Altaylı: Ahmet Kaya şerefsiz
Fatih Altaylı, 20 Kasım’da Habertürk gazetesindeki köşesinde “Şerefsiz misiniz!” başlığı altında Ahmet Kaya’ya yer vermişti. Altaylı yazısında, “Bir Ahmet Kaya’cılıktır aldı başını gidiyor” diyerek gelişmelere tepki göstermişti. Fatih Altaylı yazısında şunlara yer vermişti: “Ahmet Kaya, Türkiye’yi terk edip gitmişti. Ve gittiği yerde, yanlış hatırlamıyorsam bir PKK toplantısında, ‘Şerefsizlerin memleketini terk edip geldim’ diye bir konuşma yapmış, konuşma gazete ve televizyonlara haber olmuştu.
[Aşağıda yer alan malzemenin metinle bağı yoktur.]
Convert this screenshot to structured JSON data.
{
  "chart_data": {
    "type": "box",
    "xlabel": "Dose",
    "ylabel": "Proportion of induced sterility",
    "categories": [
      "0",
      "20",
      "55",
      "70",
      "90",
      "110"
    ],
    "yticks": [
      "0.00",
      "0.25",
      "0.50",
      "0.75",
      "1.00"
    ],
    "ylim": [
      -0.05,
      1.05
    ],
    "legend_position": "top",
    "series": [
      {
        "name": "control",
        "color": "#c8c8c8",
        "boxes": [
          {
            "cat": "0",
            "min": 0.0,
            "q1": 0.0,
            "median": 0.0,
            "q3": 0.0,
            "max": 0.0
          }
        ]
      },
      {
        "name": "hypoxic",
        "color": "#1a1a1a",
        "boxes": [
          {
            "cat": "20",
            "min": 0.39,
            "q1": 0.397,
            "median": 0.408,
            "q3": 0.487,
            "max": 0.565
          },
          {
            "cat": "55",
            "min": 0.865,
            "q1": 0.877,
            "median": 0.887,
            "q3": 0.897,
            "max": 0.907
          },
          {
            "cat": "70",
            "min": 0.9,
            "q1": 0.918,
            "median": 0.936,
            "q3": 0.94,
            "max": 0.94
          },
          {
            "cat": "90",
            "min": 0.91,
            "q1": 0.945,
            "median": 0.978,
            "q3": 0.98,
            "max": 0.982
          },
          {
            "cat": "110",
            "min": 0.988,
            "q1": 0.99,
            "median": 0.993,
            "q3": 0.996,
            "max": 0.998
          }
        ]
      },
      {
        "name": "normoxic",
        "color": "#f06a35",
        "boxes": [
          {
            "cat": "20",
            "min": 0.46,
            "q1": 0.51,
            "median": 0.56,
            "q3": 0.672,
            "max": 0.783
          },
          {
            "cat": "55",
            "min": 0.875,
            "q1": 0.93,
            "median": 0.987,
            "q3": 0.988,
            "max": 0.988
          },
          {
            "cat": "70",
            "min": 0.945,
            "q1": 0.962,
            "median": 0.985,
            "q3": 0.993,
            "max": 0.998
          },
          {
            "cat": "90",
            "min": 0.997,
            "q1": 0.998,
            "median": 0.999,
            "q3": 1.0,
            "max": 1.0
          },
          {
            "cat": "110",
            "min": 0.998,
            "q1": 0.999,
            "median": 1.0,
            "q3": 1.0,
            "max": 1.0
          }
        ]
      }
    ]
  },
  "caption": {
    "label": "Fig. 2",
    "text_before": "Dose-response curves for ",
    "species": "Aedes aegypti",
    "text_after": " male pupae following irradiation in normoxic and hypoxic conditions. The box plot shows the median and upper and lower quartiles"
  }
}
Ve ben de Ahmet Kaya için, ‘Şerefsiz sensin’ diye bir yazı yazmıştım. Çünkü ben, “şerefsizlerin ülkesinde” yaşamıyorum. Şerefsiz değilim. Elbette benim ülkemde de her ülkede olduğu kadar, bazen daha fazla, bazen daha az şerefsiz var ama burası asla ve asla şerefsizlerin ülkesi değil. Başkalarını bilmem ama ben bu lafı yalayıp yutamazdım.
Pişman değilim
Yutkunup oturamazdım. O yüzden de ‘o şerefsizliği’ çok da ağır bir yazıyla kendisine iade ettim.
Pişman mıyım?
Ahmet Kaya bugün yaşasa ve ’Bu ülkenin insanlarına şerefsiz dediğim için pişmanım’ deseydi, ben de ‘Pişmanım’ derdim.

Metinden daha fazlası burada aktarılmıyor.